Martin Marietta Materials, Inc. v. Vulcan Materials Company

In a much-anticipated decision, a Delaware judge ruled in favor of Vulcan Materials Company, the target of a $5.3 billion hostile takeover bid by Martin Marietta Materials. Chancellor Leo Strine of the Delaware Chancery Court decided that in the course of presenting an unsolicited bid to Vulcan shareholders, Martin Marietta had breached a confidentiality agreement between the two producers of construction aggregates and materials. The judge granted an injunction that stalled Martin Marietta's offer for a period of four months. Following an appeal, the ruling was affirmed by the Delaware Supreme Court.

Wachtell, Lipton, Rosen & Katz, counsel for Vulcan, retained Analysis Group to provide economic analysis and litigation support in this fast-moving case. In the spring of 2010, Martin Marietta and Vulcan began exploring a potential merger; in order to keep their initial analyses and discussions confidential, the firms entered into a nondisclosure agreement (NDA). In December 2011, however, Martin Marietta launched a hostile takeover offer, and Vulcan claimed that Martin Marietta had made disclosures and taken actions in connection with its hostile bid that were in breach of the NDA.

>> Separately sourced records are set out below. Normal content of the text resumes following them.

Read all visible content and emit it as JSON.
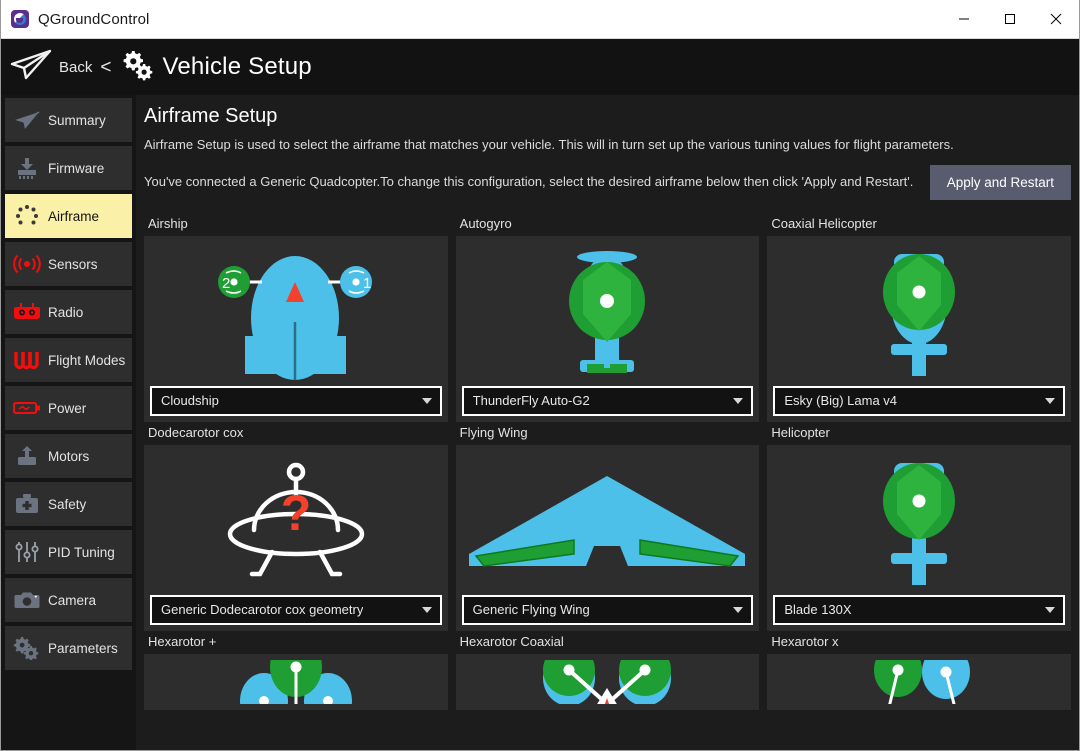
{
  "window": {
    "title": "QGroundControl",
    "app_icon": "qgroundcontrol-logo-icon",
    "controls": {
      "minimize": "minimize-icon",
      "maximize": "maximize-icon",
      "close": "close-icon"
    }
  },
  "header": {
    "logo_icon": "paper-plane-icon",
    "back_label": "Back",
    "back_chevron": "<",
    "gears_icon": "gears-icon",
    "title": "Vehicle Setup"
  },
  "sidebar": {
    "items": [
      {
        "label": "Summary",
        "icon": "paper-plane-icon",
        "selected": false
      },
      {
        "label": "Firmware",
        "icon": "download-chip-icon",
        "selected": false
      },
      {
        "label": "Airframe",
        "icon": "airframe-dots-icon",
        "selected": true
      },
      {
        "label": "Sensors",
        "icon": "sensor-waves-icon",
        "selected": false
      },
      {
        "label": "Radio",
        "icon": "radio-controller-icon",
        "selected": false
      },
      {
        "label": "Flight Modes",
        "icon": "flight-modes-icon",
        "selected": false
      },
      {
        "label": "Power",
        "icon": "battery-icon",
        "selected": false
      },
      {
        "label": "Motors",
        "icon": "motor-icon",
        "selected": false
      },
      {
        "label": "Safety",
        "icon": "first-aid-kit-icon",
        "selected": false
      },
      {
        "label": "PID Tuning",
        "icon": "sliders-icon",
        "selected": false
      },
      {
        "label": "Camera",
        "icon": "camera-icon",
        "selected": false
      },
      {
        "label": "Parameters",
        "icon": "gears-icon",
        "selected": false
      }
    ]
  },
  "main": {
    "title": "Airframe Setup",
    "description_1": "Airframe Setup is used to select the airframe that matches your vehicle. This will in turn set up the various tuning values for flight parameters.",
    "description_2": "You've connected a Generic Quadcopter.To change this configuration, select the desired airframe below then click 'Apply and Restart'.",
    "apply_button": "Apply and Restart",
    "airframes": [
      {
        "label": "Airship",
        "selection": "Cloudship",
        "art": "airship",
        "clipped": false
      },
      {
        "label": "Autogyro",
        "selection": "ThunderFly Auto-G2",
        "art": "autogyro",
        "clipped": false
      },
      {
        "label": "Coaxial Helicopter",
        "selection": "Esky (Big) Lama v4",
        "art": "coaxheli",
        "clipped": false
      },
      {
        "label": "Dodecarotor cox",
        "selection": "Generic Dodecarotor cox geometry",
        "art": "unknown",
        "clipped": false
      },
      {
        "label": "Flying Wing",
        "selection": "Generic Flying Wing",
        "art": "flyingwing",
        "clipped": false
      },
      {
        "label": "Helicopter",
        "selection": "Blade 130X",
        "art": "helicopter",
        "clipped": false
      },
      {
        "label": "Hexarotor +",
        "selection": "",
        "art": "hexplus",
        "clipped": true
      },
      {
        "label": "Hexarotor Coaxial",
        "selection": "",
        "art": "hexcoax",
        "clipped": true
      },
      {
        "label": "Hexarotor x",
        "selection": "",
        "art": "hexx",
        "clipped": true
      }
    ]
  },
  "colors": {
    "accent_selected": "#fbf0a8",
    "page_background": "#1c1c1c",
    "card_background": "#2d2d2d",
    "sidebar_background": "#151515",
    "button_background": "#585c6e",
    "rotor_green": "#1f9e33",
    "rotor_blue": "#4cc0e8",
    "marker_red": "#f4412c",
    "icon_red": "#f40d0d"
  }
}
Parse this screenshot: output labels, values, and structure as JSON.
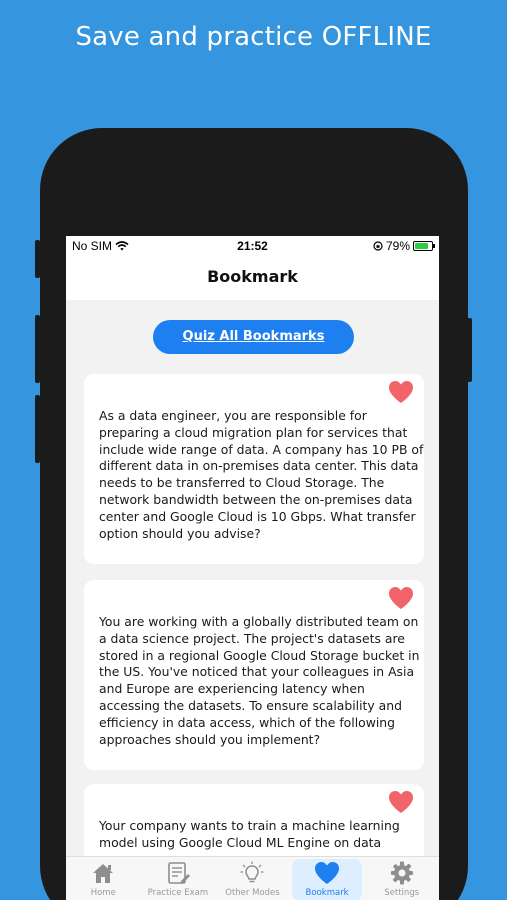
{
  "headline": "Save and practice OFFLINE",
  "status_bar": {
    "carrier": "No SIM",
    "time": "21:52",
    "battery": "79%",
    "battery_level": 0.79,
    "icons": [
      "wifi-icon",
      "orientation-lock-icon",
      "battery-icon"
    ]
  },
  "nav": {
    "title": "Bookmark"
  },
  "quiz_button": {
    "label": "Quiz All Bookmarks"
  },
  "cards": [
    {
      "text": "As a data engineer, you are responsible for preparing a cloud migration plan for services that include wide range of data. A company has 10 PB of different data in on-premises data center. This data needs to be transferred to Cloud Storage. The network bandwidth between the on-premises data center and Google Cloud is 10 Gbps. What transfer option should you advise?",
      "icon": "heart-icon"
    },
    {
      "text": "You are working with a globally distributed team on a data science project. The project's datasets are stored in a regional Google Cloud Storage bucket in the US. You've noticed that your colleagues in Asia and Europe are experiencing latency when accessing the datasets. To ensure scalability and efficiency in data access, which of the following approaches should you implement?",
      "icon": "heart-icon"
    },
    {
      "text": "Your company wants to train a machine learning model using Google Cloud ML Engine on data",
      "icon": "heart-icon"
    }
  ],
  "tabs": [
    {
      "label": "Home",
      "icon": "home-icon"
    },
    {
      "label": "Practice Exam",
      "icon": "exam-icon"
    },
    {
      "label": "Other Modes",
      "icon": "lightbulb-icon"
    },
    {
      "label": "Bookmark",
      "icon": "heart-icon",
      "active": true
    },
    {
      "label": "Settings",
      "icon": "gear-icon"
    }
  ],
  "colors": {
    "background": "#3596df",
    "accent": "#1e7ff0",
    "heart": "#f0646a",
    "phone": "#1b1b1b"
  }
}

An Analysis Group team led by Co-Founder Bruce Stangle, Managing Principal Gaurav Jetley, and Principal Xinyu Ji worked with several experts to support Vulcan's position that it was unfairly being put in play and that the information used by Martin Marietta was indeed confidential and useful for developing a robust synergy estimate. In his decision, Judge Strine said the bid violated the confidentiality agreement by disclosing nonpublic information that Martin Marietta acquired from Vulcan in discussions that preceded the hostile takeover bid. "The very fact that measuring the precise loss to Vulcan in terms of negotiating leverage, customer relations, and productivity loss from Martin Marietta's misconduct is difficult to impossible is a reason why the parties' voluntary agreement that any breach would give rise to injunctive relief should be respected and honored," he wrote.

The decision was cited in several major media outlets, including The New York Times and The Wall Street Journal. The Journal noted that "the case has been closely followed by mergers and acquisitions experts, and the decision is expected to affect how contracts about talks are drafted in the future." Similarly, the New York Times "DealBook" section noted that "the judge's ruling will probably provide broad grounds for target companies in other cases to seek the same relief in future breaches."